Hybrid pitches will be used for the first time in the 2024 County Championship season and, in a move that will please red-ball fans, matches will happen during every month of the season with two games in late August.
It was felt previously that hybrid pitches did not deteriorate enough for four-day cricket and so have been used only for white-ball games. But the England and Wales Cricket Board has decided that their steadfastness is more than offset by the opportunity to embrace technology and better allow grounds to cope with the volume of cricket played.
Alan Fordham, the ECB’s operation manager, stressed that the one-year trial would not mean the widespread stitching of pitches, a process that is difficult to undo. The county groundsman are said to welcome the opportunity.
There is more fiddling with the Championship regulations: the experiment with the Kookaburra ball will continue, in an attempt to better prepare players for international games overseas and encourage spinners; the number of matches where the Kookaburra is used increases from two to four.
The points system experiment from 2023 – 16 for a win, five for a draw – is binned, with a draw returning to eight points; but the change to the range of batting points remains, with teams having to score 250 before they can pick up any bonus points. A final tweak removes the bowl-out from the equation if any final is washed out. The teams would share the trophy.
The season itself has to be jigged around the men’s T20 World Cup which takes up most of June, and the Hundred window (fixtures announced in January) shifting slightly earlier.
Surrey, the 2023 Championship winners, open their defence with a trip to Old Trafford on 5 April, while the runaway Division Two winners Durham entertain Hampshire for their first game since they were relegated with a points deduction in 2016. The game has an extra frisson as Hampshire were the club that benefited from Durham’s relegation.
Middlesex may well be subject to plenty of criticism from their fans after the county announced they had taken the decision to play two Blast matches at the Cloud County Ground in Chelmsford, Essex.

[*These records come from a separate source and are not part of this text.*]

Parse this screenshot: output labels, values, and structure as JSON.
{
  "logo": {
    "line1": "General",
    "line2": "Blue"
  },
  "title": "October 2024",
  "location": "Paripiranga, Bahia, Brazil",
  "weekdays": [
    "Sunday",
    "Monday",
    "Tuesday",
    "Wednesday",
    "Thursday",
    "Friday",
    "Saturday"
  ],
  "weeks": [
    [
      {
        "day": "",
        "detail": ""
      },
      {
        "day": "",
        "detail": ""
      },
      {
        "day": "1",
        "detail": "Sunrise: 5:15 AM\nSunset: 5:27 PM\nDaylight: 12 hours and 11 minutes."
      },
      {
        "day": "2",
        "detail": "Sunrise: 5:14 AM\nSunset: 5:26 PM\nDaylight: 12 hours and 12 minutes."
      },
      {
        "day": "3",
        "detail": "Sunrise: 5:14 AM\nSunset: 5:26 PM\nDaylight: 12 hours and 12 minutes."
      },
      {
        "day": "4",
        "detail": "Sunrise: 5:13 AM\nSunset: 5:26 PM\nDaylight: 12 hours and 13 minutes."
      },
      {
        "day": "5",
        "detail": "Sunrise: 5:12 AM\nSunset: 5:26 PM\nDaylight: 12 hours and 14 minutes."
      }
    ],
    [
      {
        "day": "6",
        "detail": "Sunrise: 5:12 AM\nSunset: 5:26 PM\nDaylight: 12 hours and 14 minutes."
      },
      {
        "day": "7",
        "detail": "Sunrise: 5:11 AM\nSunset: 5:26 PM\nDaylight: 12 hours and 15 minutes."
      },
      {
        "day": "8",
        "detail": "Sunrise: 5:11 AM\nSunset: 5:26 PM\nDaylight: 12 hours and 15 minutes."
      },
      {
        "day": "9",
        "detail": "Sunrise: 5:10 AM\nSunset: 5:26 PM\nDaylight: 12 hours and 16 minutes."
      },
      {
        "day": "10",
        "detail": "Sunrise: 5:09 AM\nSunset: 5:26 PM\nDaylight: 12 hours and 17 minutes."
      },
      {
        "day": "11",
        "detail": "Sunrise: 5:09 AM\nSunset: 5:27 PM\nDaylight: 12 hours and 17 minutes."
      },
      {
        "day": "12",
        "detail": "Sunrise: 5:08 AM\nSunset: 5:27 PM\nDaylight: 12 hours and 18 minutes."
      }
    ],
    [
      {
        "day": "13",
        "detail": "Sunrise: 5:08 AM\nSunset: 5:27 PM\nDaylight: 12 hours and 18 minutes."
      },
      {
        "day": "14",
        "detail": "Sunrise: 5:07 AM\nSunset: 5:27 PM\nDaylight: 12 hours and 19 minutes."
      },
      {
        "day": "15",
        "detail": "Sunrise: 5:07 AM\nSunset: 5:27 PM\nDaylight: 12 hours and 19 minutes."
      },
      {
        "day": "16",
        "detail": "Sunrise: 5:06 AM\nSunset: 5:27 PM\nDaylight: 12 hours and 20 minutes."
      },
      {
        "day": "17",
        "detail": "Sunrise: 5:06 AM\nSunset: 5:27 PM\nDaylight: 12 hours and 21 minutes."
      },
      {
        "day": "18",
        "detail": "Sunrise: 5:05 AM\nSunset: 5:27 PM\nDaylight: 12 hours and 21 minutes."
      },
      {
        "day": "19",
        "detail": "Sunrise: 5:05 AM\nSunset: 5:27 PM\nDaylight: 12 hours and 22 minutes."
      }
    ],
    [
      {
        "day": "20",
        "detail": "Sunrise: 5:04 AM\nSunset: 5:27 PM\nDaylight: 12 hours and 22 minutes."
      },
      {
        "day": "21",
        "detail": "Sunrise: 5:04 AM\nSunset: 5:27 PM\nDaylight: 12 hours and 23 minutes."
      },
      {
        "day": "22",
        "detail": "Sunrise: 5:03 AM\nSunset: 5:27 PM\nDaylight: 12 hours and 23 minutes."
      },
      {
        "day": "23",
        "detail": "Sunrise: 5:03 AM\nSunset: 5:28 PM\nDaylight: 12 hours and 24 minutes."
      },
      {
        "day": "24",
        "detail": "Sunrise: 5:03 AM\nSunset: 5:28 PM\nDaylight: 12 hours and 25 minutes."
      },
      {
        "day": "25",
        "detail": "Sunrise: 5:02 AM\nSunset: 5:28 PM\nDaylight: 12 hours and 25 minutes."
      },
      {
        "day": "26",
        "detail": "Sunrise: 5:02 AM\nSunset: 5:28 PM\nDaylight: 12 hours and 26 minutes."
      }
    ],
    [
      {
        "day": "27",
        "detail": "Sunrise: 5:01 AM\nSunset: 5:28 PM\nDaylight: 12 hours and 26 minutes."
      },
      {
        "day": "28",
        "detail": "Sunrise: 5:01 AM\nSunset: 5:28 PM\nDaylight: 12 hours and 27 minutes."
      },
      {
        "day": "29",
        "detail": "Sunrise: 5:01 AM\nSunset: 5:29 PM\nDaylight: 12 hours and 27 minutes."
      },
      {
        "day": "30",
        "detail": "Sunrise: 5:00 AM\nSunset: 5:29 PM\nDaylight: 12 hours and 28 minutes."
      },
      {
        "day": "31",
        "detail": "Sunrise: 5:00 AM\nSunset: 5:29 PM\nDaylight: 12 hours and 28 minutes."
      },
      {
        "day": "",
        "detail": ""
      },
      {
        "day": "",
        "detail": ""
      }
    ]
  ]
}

The CEO Andrew Cornish said the professional playing staff supported the decision, and concluded his statement by saying: “Whilst this may seem like a radical decision, it is one that we need to make to ensure that Middlesex gets back on a more stable financial footing.”
Meanwhile, the vast majority of Vitality Blast games will be played between Thursday and Sunday in an attempt to boost attendances back up to pre-Covid levels, while the Charlotte Edwards Cup has been expanded to include 10 group-stage matches for each team and a three-match finals day to mirror Blast finals day. There is also an increase in the number of Blast-CEC double headers.
The rest of the finals are shoehorned into a busy September finale which the ECB is calling Super September but the Surrey coach, Alec Stewart, criticised as “anything but” at the close of the 2023 season.